Il 22 maggio è uscito su tutti i digital stores “Susi”, il nuovo singolo del cantautore Maurizio Vizzino, promosso e distribuito da Free Club Factory. Un brano che farà parte del disco d’esordio del giovane cantautore di Latina “Un altro modo per chiamarmi artista”, che uscirà il 26 giugno 2026.
“Susi” è ciò che si teme. Susi prima di essere una canzone è stato un esperimento, un tentativo dei miei diciassette anni, un cambio di rotta verso la metafora e l’astrazione per raccontare del contrario, del mainstream, della società e di quanto un cantautore si cimenti spontaneamente nel distacco da essa, esplorando l’intorno solo e unicamente con la propria naturale e primordiale percezione. Partì tutto di getto, come mi succede poche volte, da una prima strofa parecchio confusa. Il passo successivo per restituire a quei versi il significato che meritavano mi pose davanti a due strade: riscriverli o utilizzare i successivi per spiegarli. Optai per la seconda scelta. Oggi Susi ancora non si spiega da sola e in alcuni passaggi devo concentrarmi anch’io per ricordarne il primo significato, ma degli elementi evidenti e facilmente percepibili ci sono e sono cinque: la cornetta, il calamaio, la spalla rotta, la scatola di scarpe e la maglia da atleta. Tutti e cinque riempiono la prima strofa come un elenco, in maniera apparentemente indecifrabile, mentre nella terza e nella quarta, dopo il primo ritornello, vengono citati e approfonditi uno a uno, rimanendo nel registro metafisico caratteristico del brano. Susi è una scrittrice, un’atleta, una musicista, un animalista, una frequentatrice di banca e d’ospedale, una donna realmente interessata alla politica e la migliore amica di un piccolo topino “da battaglia” … O forse no. Susi è un dilemma, apparentemente impossibile da decifrare, ma realmente non è nulla di tutto ciò.

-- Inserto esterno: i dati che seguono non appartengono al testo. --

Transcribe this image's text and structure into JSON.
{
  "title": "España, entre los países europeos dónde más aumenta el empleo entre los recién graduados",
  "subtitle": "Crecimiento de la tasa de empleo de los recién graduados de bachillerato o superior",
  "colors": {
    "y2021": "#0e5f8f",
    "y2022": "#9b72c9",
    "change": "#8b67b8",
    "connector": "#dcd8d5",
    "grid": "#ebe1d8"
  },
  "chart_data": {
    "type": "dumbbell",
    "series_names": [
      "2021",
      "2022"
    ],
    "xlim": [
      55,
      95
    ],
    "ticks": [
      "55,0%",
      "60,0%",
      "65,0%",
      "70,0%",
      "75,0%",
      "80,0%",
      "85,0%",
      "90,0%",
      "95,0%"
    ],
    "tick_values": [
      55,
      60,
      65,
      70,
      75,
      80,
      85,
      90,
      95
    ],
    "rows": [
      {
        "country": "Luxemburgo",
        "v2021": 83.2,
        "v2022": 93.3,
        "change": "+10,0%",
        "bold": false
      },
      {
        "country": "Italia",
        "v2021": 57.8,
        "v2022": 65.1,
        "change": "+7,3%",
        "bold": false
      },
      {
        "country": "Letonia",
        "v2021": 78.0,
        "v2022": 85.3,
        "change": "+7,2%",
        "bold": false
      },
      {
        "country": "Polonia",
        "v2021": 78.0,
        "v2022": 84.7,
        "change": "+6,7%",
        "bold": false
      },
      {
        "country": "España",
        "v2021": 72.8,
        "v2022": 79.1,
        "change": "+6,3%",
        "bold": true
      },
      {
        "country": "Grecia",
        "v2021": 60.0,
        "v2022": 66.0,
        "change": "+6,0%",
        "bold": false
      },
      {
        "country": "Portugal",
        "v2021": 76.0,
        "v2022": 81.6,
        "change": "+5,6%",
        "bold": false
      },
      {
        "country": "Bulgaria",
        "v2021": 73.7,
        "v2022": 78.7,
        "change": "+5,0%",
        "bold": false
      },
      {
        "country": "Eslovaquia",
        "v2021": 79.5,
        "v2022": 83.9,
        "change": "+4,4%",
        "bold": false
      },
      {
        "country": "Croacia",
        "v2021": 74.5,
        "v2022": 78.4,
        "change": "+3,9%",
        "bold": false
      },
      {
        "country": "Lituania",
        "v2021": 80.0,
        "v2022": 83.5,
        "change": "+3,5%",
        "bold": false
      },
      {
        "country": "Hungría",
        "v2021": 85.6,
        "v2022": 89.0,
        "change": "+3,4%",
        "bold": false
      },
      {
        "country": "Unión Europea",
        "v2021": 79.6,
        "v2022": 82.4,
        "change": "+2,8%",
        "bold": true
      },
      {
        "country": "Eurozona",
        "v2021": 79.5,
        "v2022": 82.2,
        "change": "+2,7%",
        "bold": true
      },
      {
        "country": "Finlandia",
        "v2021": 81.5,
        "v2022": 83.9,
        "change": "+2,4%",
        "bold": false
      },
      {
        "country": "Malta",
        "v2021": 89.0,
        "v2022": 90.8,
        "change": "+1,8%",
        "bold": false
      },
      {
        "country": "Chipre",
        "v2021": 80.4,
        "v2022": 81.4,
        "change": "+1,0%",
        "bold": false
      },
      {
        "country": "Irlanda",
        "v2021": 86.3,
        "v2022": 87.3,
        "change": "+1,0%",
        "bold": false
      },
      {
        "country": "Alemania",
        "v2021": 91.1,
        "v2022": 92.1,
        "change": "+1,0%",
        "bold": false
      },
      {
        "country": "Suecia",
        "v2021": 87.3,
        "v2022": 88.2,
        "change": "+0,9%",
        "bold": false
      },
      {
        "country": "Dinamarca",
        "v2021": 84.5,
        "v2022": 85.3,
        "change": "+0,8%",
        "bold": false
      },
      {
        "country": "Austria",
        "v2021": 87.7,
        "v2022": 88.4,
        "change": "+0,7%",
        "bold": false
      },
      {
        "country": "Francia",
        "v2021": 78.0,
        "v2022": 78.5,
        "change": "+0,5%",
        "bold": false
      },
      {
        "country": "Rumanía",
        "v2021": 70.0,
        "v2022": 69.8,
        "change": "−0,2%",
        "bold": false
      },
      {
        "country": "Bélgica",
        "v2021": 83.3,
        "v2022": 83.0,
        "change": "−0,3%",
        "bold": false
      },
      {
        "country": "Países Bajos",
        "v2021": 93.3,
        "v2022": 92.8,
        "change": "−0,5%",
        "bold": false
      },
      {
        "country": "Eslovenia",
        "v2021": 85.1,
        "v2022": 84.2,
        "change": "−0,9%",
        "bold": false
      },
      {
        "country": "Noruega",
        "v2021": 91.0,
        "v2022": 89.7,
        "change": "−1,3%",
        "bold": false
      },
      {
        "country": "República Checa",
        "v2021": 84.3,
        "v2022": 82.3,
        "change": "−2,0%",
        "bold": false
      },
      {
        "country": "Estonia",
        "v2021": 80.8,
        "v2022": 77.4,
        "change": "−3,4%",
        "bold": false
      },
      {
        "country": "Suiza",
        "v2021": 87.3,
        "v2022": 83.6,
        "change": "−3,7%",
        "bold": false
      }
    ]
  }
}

Susi sono io, un aspirante cantautore terrorizzato all’idea di crescere da fallito, ma ancor più spaventato all’idea di perdere i suoi principi, unica spinta verso la scrittura, verso i valori della bellezza. Tutto per rincorrere i valori della società. Perché chi è che non ha mai dato via la sua nostalgia per un po’ di libertà?”
Maurizio Vizzino ha ventun’anni, vive a Latina ed è un cantautore. La scrittura inizia ai quattordici, pregna dell’universo cantautorale italiano nato dai grandi maestri e tuttora in via d’estinzione. Ma, dopo qualche anno di esecuzione solista, ormai da più di due anni viene accompagnato dalla sua band con Mattia Malagola alla chitarra elettrica e ai cori, Andrea Fratoni al basso elettrico e Francesco Miletta alla batteria, tutti e tre direttamente dall’indirizzo jazz del Conservatorio “Ottorino Respighi” di Latina. I quattro hanno partecipato a Musicultura 2025 con “E il tempo mi protegge”, arrivando alle Audizioni Live nel Teatro Lauro Rossi di Macerata. Il cantautorato inedito di Maurizio, ispirato alla vecchia scuola romana e genovese, si unisce negli arrangiamenti a sonorità più moderne e jazzistiche grazie alla musicalità e alla penna degli altri componenti.
Il suo primo album di esordio “Un altro modo per chiamarmi artista”, uscirà il 26 Giugno 2026 e ne faranno parte alcuni brani già pubblicati nei primi mesi del 2026 come “Romanza”, “Diario” e “Susi”.
Un secondo disco, concept album sul romanzo “La fata carabina” di Daniel Pennac, è invece già scritto e in attesa di essere registrato.